With his aides in the Roosevelt Room, Obama was clear about his vision for the jobs plan: “No self-censorship based on what’s politically possible or legislative handicapping. I want to hear the best ideas that you all think will make a difference and are worth fighting for.”
Sperling proceeded to create the $447 billion American Jobs Act, which led to a new, confrontational and decidedly more populist stage of the Obama presidency.
It was a clarifying moment after years of economic debates that had gripped Obama’s White House.
Sperling, 53, the director of the National Economic Council, has been at the center of these debates, just as he was in the Clinton administration. Like the Democratic presidents he has served, Sperling has wrestled with the competing demands of idealism and realism, liberal orthodoxy and financial markets.
This has meant knowing when the president should fight for exactly what he thinks is right and when he should adjust policy to work within legislative constraints. And it has meant balancing the urge to use government spending to create jobs and invest in public programs with the imperative to curb the nation’s debt.
“Gene is deeply committed to a traditional, Democratic, FDR perspective on policy issues,” former Treasury secretary Robert Rubin said in an interview. “But he has a deeply internalized sense of the severe risk that an unsound fiscal regime presents with respect to markets and financial crises.”
In the view of many liberals, the Obama White House has too often struck the wrong balance: The 2009 stimulus was too small; the 2010 deal that extended upper-income tax cuts was too generous to the rich, and the 2011 embrace of deficit reduction was the wrong priority.
But with the American Jobs Act, which proposed heavy government spending and middle-class tax cuts to boost the economy, those critics have been largely silenced. In fact, many on the left cheered the president’s proposal.

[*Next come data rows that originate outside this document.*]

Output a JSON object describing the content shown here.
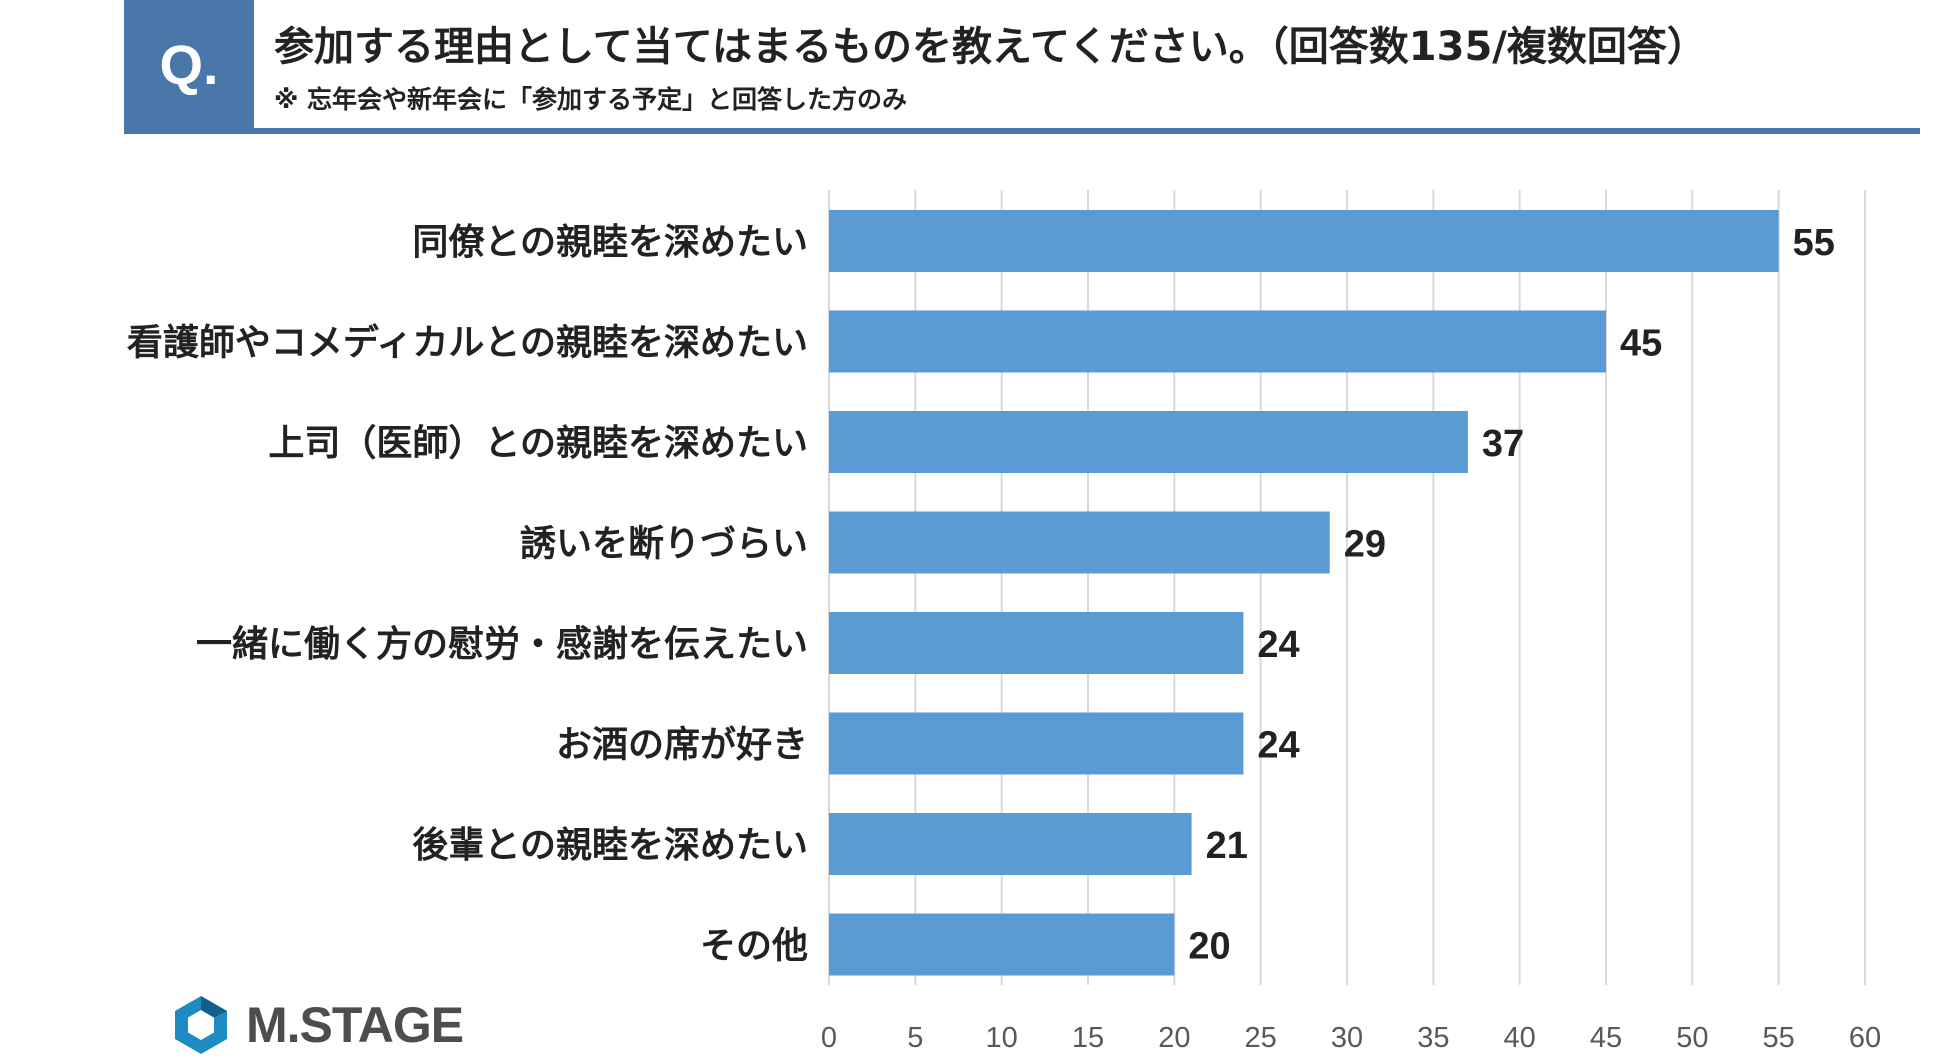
{
  "header": {
    "badge": "Q.",
    "title": "参加する理由として当てはまるものを教えてください。（回答数135/複数回答）",
    "subtitle": "※ 忘年会や新年会に「参加する予定」と回答した方のみ"
  },
  "colors": {
    "accent": "#4a77a9",
    "bar": "#5b9bd5",
    "grid": "#d9d9d9"
  },
  "logo": {
    "icon": "hexagon-logo-icon",
    "text": "M.STAGE"
  },
  "chart_data": {
    "type": "bar",
    "orientation": "horizontal",
    "categories": [
      "同僚との親睦を深めたい",
      "看護師やコメディカルとの親睦を深めたい",
      "上司（医師）との親睦を深めたい",
      "誘いを断りづらい",
      "一緒に働く方の慰労・感謝を伝えたい",
      "お酒の席が好き",
      "後輩との親睦を深めたい",
      "その他"
    ],
    "values": [
      55,
      45,
      37,
      29,
      24,
      24,
      21,
      20
    ],
    "xlim": [
      0,
      60
    ],
    "xticks": [
      0,
      5,
      10,
      15,
      20,
      25,
      30,
      35,
      40,
      45,
      50,
      55,
      60
    ],
    "grid": true,
    "data_labels": true,
    "legend": "none"
  }
}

“I think you’re always torn between two fundamental balancing acts. One is between your ideal policy and what are the practical achievements you can do to help people. And the second balance is progressive policies that invest in a growing middle class, in a more just economy and the need to establish the trust in government that comes from being fiscally responsible,” Sperling said in an interview. “You try to keep your sense of basic values and why you’re here and just work your heart out through each tough trade-off to try to get it right.”